Subject: Water Demand and Irrigation Posted: 4/11/2017 Viewed: 13319 times
Dear Stephanie,
I use the soil moisture method for WEAP model. For irrigation systems I calibrate the model by lower and upper thresholds under the irrigation tab.The data for losses is about 20%. In the agriculture catchment the data for water demand is much bigger of irrigation in the map results (about 2 times). In your opinion, what is the cause? and what is the relation between water demand and irrigation mathematically?
and if there is no constraint for water supply, should the transmission link flow is the amount of water demand?
Best regards,
Jamal Ahmadaali
Ms. Stephanie Galaitsi
Subject: Re: Water Demand and Irrigation Posted: 4/11/2017 Viewed: 13217 times
Hi Jamal,
Let me start out by explaining how the upper and lower thresholds work for determining irrigation in WEAP (the relationship between water demand and irrigation). Think of the upper threshold as your goal for soil moisture, but your system has ability to tolerate less soil moisture (but only until the lower threshold).
As your system dries, WEAP won't irrigate until your soil moisture reaches the lower threshold. Then WEAP will demand enough irrigation water to bring the system soil moisture back up to the upper threshold.
This is an imperfect calculation because there are other processes happening at the same time - for example, if there is precipitation in the same time step, the soil moisture in the next time step (after irrigation) will probably have overshot the upper threshold by at least little bit.
So many things matter here. You can imagine that if you have a large gap between the upper and lower thresholds, WEAP will irrigate only occasionally, but in very large amounts. Conversely, if you have a small gap between your upper and lower threshold, the system will frequently demand small amounts of irrigation. It also matters where the gap is: A gap between 10%-20% will demand less water than a gap between 80%-90%.
To answer to your question, you say you have calibrated your upper and lower thresholds. To me that means you already have data for irrigation, and your model matches that data. Is that right?
And you're saying that the map results shows double the amount of irrigation? Are you looking at the same months for your comparison? The map will default to showing you the first time step of your model. Are you looking at water demand results for both?

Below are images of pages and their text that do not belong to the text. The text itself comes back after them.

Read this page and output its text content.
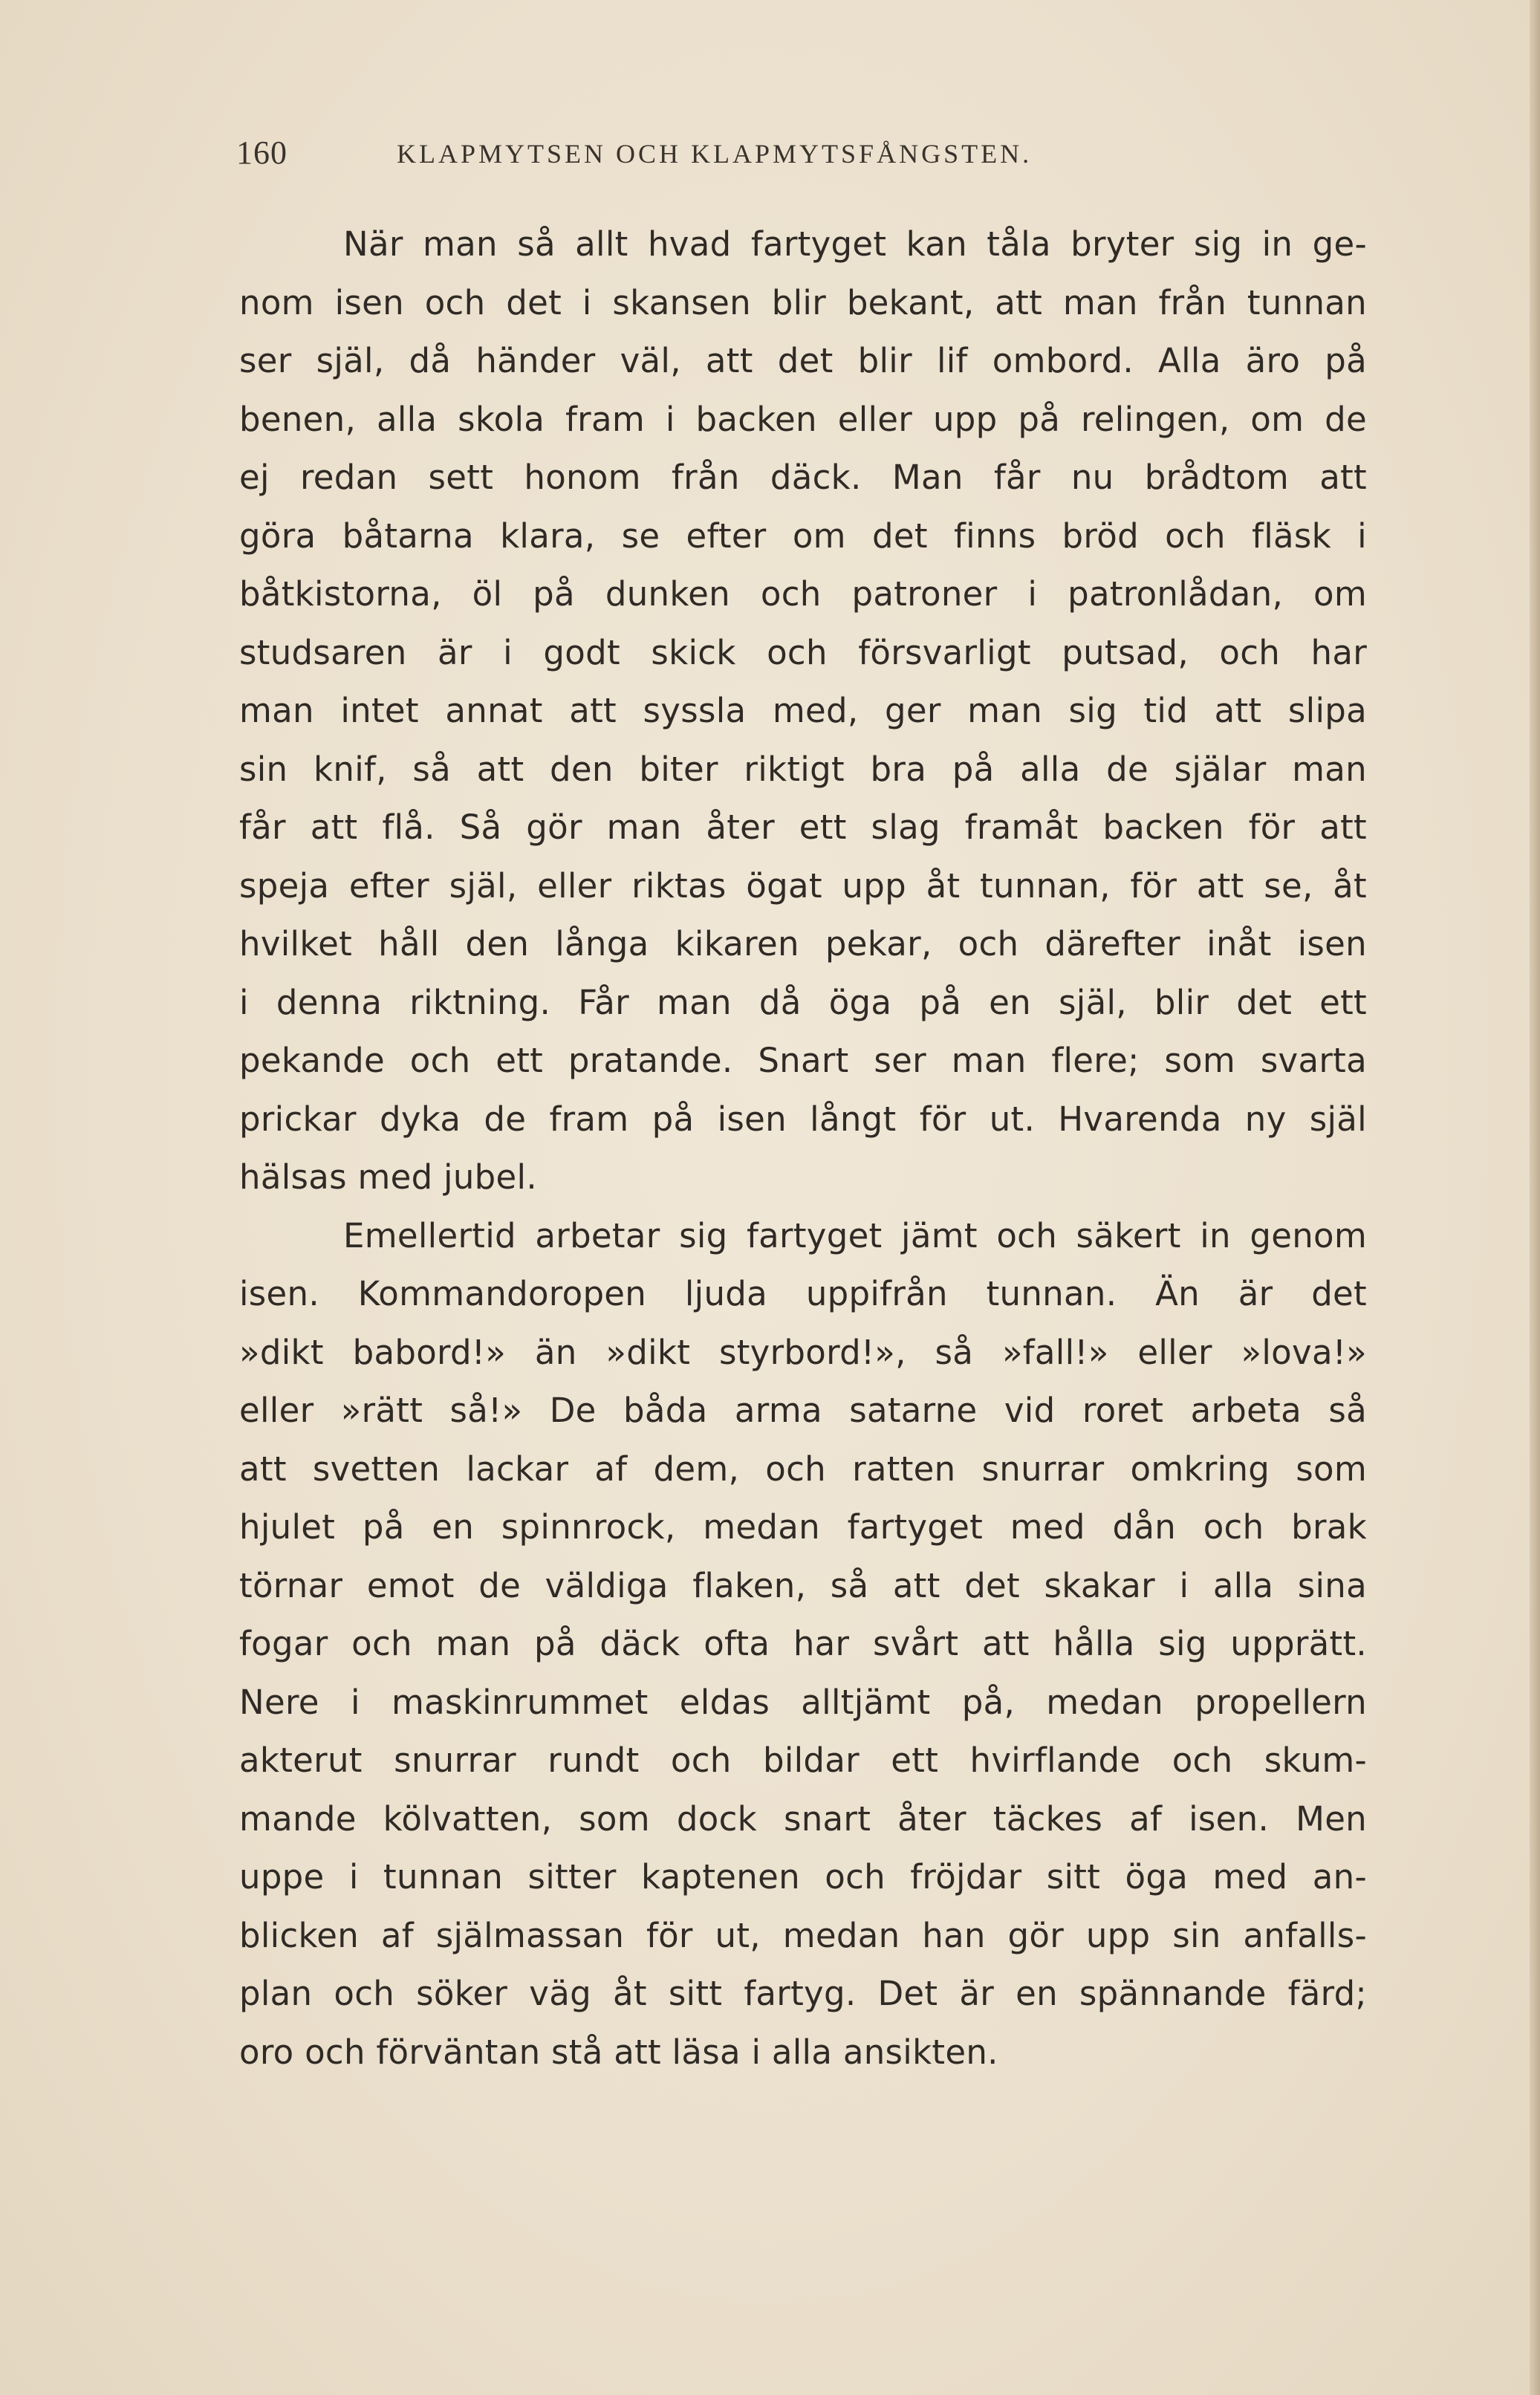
160	KLAPMYTSEN OCH KLAPMYTSFÅNGSTEN.
När man så allt hvad fartyget kan tåla bryter sig in ge-
nom isen och det i skansen blir bekant, att man från tunnan
ser själ, då händer väl, att det blir lif ombord. Alla äro på
benen, alla skola fram i backen eller upp på relingen, om de
ej redan sett honom från däck. Man får nu brådtom att
göra båtarna klara, se efter om det finns bröd och fläsk i
båtkistorna, öl på dunken och patroner i patronlådan, om
studsaren är i godt skick och försvarligt putsad, och har
man intet annat att syssla med, ger man sig tid att slipa
sin knif, så att den biter riktigt bra på alla de själar man
får att flå. Så gör man åter ett slag framåt backen för att
speja efter själ, eller riktas ögat upp åt tunnan, för att se, åt
hvilket håll den långa kikaren pekar, och därefter inåt isen
i denna riktning. Får man då öga på en själ, blir det ett
pekande och ett pratande. Snart ser man flere; som svarta
prickar dyka de fram på isen långt för ut. Hvarenda ny själ
hälsas med jubel.
Emellertid arbetar sig fartyget jämt och säkert in genom
isen. Kommandoropen ljuda uppifrån tunnan. Än är det
»dikt babord!» än »dikt styrbord!», så »fall!» eller »lova!»
eller »rätt så!» De båda arma satarne vid roret arbeta så
att svetten lackar af dem, och ratten snurrar omkring som
hjulet på en spinnrock, medan fartyget med dån och brak
törnar emot de väldiga flaken, så att det skakar i alla sina
fogar och man på däck ofta har svårt att hålla sig upprätt.
Nere i maskinrummet eldas alltjämt på, medan propellern
akterut snurrar rundt och bildar ett hvirflande och skum-
mande kölvatten, som dock snart åter täckes af isen. Men
uppe i tunnan sitter kaptenen och fröjdar sitt öga med an-
blicken af själmassan för ut, medan han gör upp sin anfalls-
plan och söker väg åt sitt fartyg. Det är en spännande färd;
oro och förväntan stå att läsa i alla ansikten.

To answer the last question, if there is no constraint in water supply *for the time step in question* and no constraint on transmission link capacity, the flow should be the amount of water demand. Notice that the Supply Requirement (another result - the water that must be withdrawn from the source to supply demand) will be more to account for the losses in your system.
Dr. Jamal Ahmadaali
Subject: Re: Water Demand and Irrigation Posted: 4/13/2017 Viewed: 13205 times
Dear Stephanie
Thank you very much for your answer and patience. I don't notice exactly about the issue. If the model is calibrated correctly for irrigation systems according to upper and lower thresholds and compare the results in the result map annually, should water demand is equal irrigation or not?
Water demand is usually equal to or smaller or larger irrigation?
Is the irrigation same water demand?
Ms. Stephanie Galaitsi
Subject: Re: Water Demand and Irrigation Posted: 4/13/2017 Viewed: 13191 times
Hi Jamal,
So think about the structure of the catchment in WEAP. When you first build a catchment, the General Menu asks you "includes irrigated areas?" If you don't click that box, then the catchment has no demand priority, because it has no demand - it's an area modeling how rain turns into streamflow, and it's colored green, like the other supplies in WEAP.
However, as soon as you say that you'll model irrigation, the catchment also becomes a demand, because it has demand for irrigation water. Therefore, in a *catchment*, the irrigation demand is the water demand for that node.
Catchment irrigation is just one type of demand in your WEAP system. You may have many others. So just remember that all catchment demand is irrigation, but there can be other types of demand elsewhere.
Dr. Jamal Ahmadaali
Subject: Re: Water Demand and Irrigation Posted: 4/13/2017 Viewed: 13181 times
Dear Stephanie
Thank you very much for your comprehensive answers.